Insert storage into the new Pi, power on. Raspberry Pi OS automatically expands the root filesystem on first boot. No extra config.

RESTORE · STEP 04

Verify

test-recovery.sh --post-boot checks OS, NVMe, Docker containers, Cloudflare tunnel, cron jobs, MariaDB, and HTTP. PASS/FAIL per check.

0 min
Downtime during backup
read-only holds writes for <10 s · containers stay up · site stays live
~35 min
Pi death to fully operational
Pi 5 · 954 GB NVMe · S3 af-south-1
3–5 GB
Compressed backup size
954 GB NVMe at 28% full · 267 GB of data → 4 GB · 67:1 ratio · partclone + pigz
~$3/mo
60-day retention
60 nightly images · S3 STANDARD_IA · af-south-1
Efficiency

partclone, not dd

dd reads every sector regardless of whether it contains data. partclone reads the filesystem allocation bitmap and skips unallocated blocks. Same result, a fraction of the work.

dd partclone
What it reads Every sector (used + empty) Used blocks only
Speed on 954 GB NVMe (28% full) ~90 min ~5 min
S3 upload size ~10 GB (compressed zeros) ~3–5 GB
Restore gunzip | dd partclone per partition
Docker downtime 60–90 min 5–15 min
Coverage

Everything. Block level.

Because it's a block level image of the full device, there's nothing to configure. Every file, database, container, service, and SSH key is included automatically. Works on both NVMe and SD card with auto detection of boot media.

Operating System

OS, kernel, packages, and systemd services including cloudflared, custom watchdogs, and any compiled binaries.

Docker Runtime

All images, volumes, networks, and compose configs. MariaDB data, WordPress uploads, application files: everything in /var/lib/docker.

Configuration & Secrets

.env files, config.env, credentials, authorized_keys, cron jobs, and logrotate rules.
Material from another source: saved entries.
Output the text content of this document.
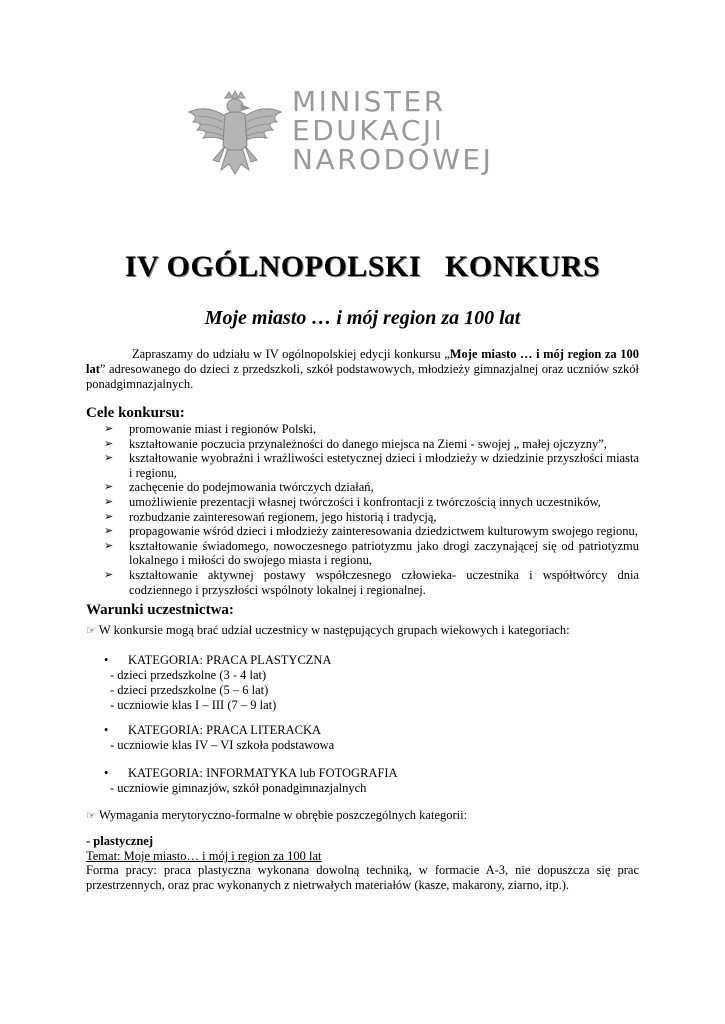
MINISTER
EDUKACJI
NARODOWEJ
IV OGÓLNOPOLSKI   KONKURS
Moje miasto … i mój region za 100 lat
Zapraszamy do udziału w IV ogólnopolskiej edycji konkursu „Moje miasto … i mój region za 100 lat” adresowanego do dzieci z przedszkoli, szkół podstawowych, młodzieży gimnazjalnej oraz uczniów szkół ponadgimnazjalnych.
Cele konkursu:
➢ promowanie miast i regionów Polski,
➢ kształtowanie poczucia przynależności do danego miejsca na Ziemi - swojej „ małej ojczyzny”,
➢ kształtowanie wyobraźni i wrażliwości estetycznej dzieci i młodzieży w dziedzinie przyszłości miasta i regionu,
➢ zachęcenie do podejmowania twórczych działań,
➢ umożliwienie prezentacji własnej twórczości i konfrontacji z twórczością innych uczestników,
➢ rozbudzanie zainteresowań regionem, jego historią i tradycją,
➢ propagowanie wśród dzieci i młodzieży zainteresowania dziedzictwem kulturowym swojego regionu,
➢ kształtowanie świadomego, nowoczesnego patriotyzmu jako drogi zaczynającej się od patriotyzmu lokalnego i miłości do swojego miasta i regionu,
➢ kształtowanie aktywnej postawy współczesnego człowieka- uczestnika i współtwórcy dnia codziennego i przyszłości wspólnoty lokalnej i regionalnej.
Warunki uczestnictwa:
☞ W konkursie mogą brać udział uczestnicy w następujących grupach wiekowych i kategoriach:
• KATEGORIA: PRACA PLASTYCZNA
- dzieci przedszkolne (3 - 4 lat)
- dzieci przedszkolne (5 – 6 lat)
- uczniowie klas I – III (7 – 9 lat)
• KATEGORIA: PRACA LITERACKA
- uczniowie klas IV – VI szkoła podstawowa
• KATEGORIA: INFORMATYKA lub FOTOGRAFIA
- uczniowie gimnazjów, szkół ponadgimnazjalnych
☞ Wymagania merytoryczno-formalne w obrębie poszczególnych kategorii:
- plastycznej
Temat: Moje miasto… i mój i region za 100 lat
Forma pracy: praca plastyczna wykonana dowolną techniką, w formacie A-3, nie dopuszcza się prac przestrzennych, oraz prac wykonanych z nietrwałych materiałów (kasze, makarony, ziarno, itp.).
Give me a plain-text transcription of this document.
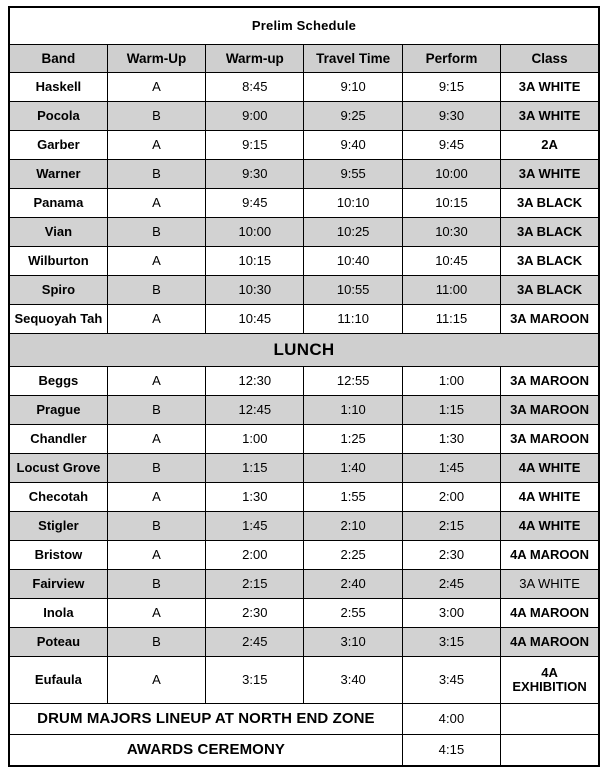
Prelim Schedule					
Band	Warm-Up	Warm-up	Travel Time	Perform	Class
Haskell	A	8:45	9:10	9:15	3A WHITE
Pocola	B	9:00	9:25	9:30	3A WHITE
Garber	A	9:15	9:40	9:45	2A
Warner	B	9:30	9:55	10:00	3A WHITE
Panama	A	9:45	10:10	10:15	3A BLACK
Vian	B	10:00	10:25	10:30	3A BLACK
Wilburton	A	10:15	10:40	10:45	3A BLACK
Spiro	B	10:30	10:55	11:00	3A BLACK
Sequoyah Tah	A	10:45	11:10	11:15	3A MAROON
LUNCH					
Beggs	A	12:30	12:55	1:00	3A MAROON
Prague	B	12:45	1:10	1:15	3A MAROON
Chandler	A	1:00	1:25	1:30	3A MAROON
Locust Grove	B	1:15	1:40	1:45	4A WHITE
Checotah	A	1:30	1:55	2:00	4A WHITE
Stigler	B	1:45	2:10	2:15	4A WHITE
Bristow	A	2:00	2:25	2:30	4A MAROON
Fairview	B	2:15	2:40	2:45	3A WHITE
Inola	A	2:30	2:55	3:00	4A MAROON
Poteau	B	2:45	3:10	3:15	4A MAROON
Eufaula	A	3:15	3:40	3:45	4A EXHIBITION
DRUM MAJORS LINEUP AT NORTH END ZONE				4:00	
AWARDS CEREMONY				4:15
All restored exactly as is.

Boot Firmware

config.txt, cmdline.txt, and the full /boot/firmware partition. The restored Pi boots identically to the original.

Partition Table

GPT layout saved separately as a sfdisk dump and applied first on restore. Works across different NVMe sizes.

NVMe Tuning

Custom I/O scheduler settings, udev rules, and performance tuning survive the restore intact.

Cost

~$3/month for 60 days of history

At 3–5 GB per compressed image using S3 STANDARD_IA. Costs vary by region. af-south-1 (Cape Town) is slightly higher than us-east-1.

Retention S3 storage Monthly cost (STANDARD_IA)
7 images~25 GB<$1/month
30 images~120 GB~$2/month
60 images~240 GB~$3/month

S3 lifecycle policy is installed automatically by install.sh --setup. Images beyond MAX_IMAGES (default: 60) are deleted automatically. Switch to GLACIER_IR for long term cold storage at ~80% less cost.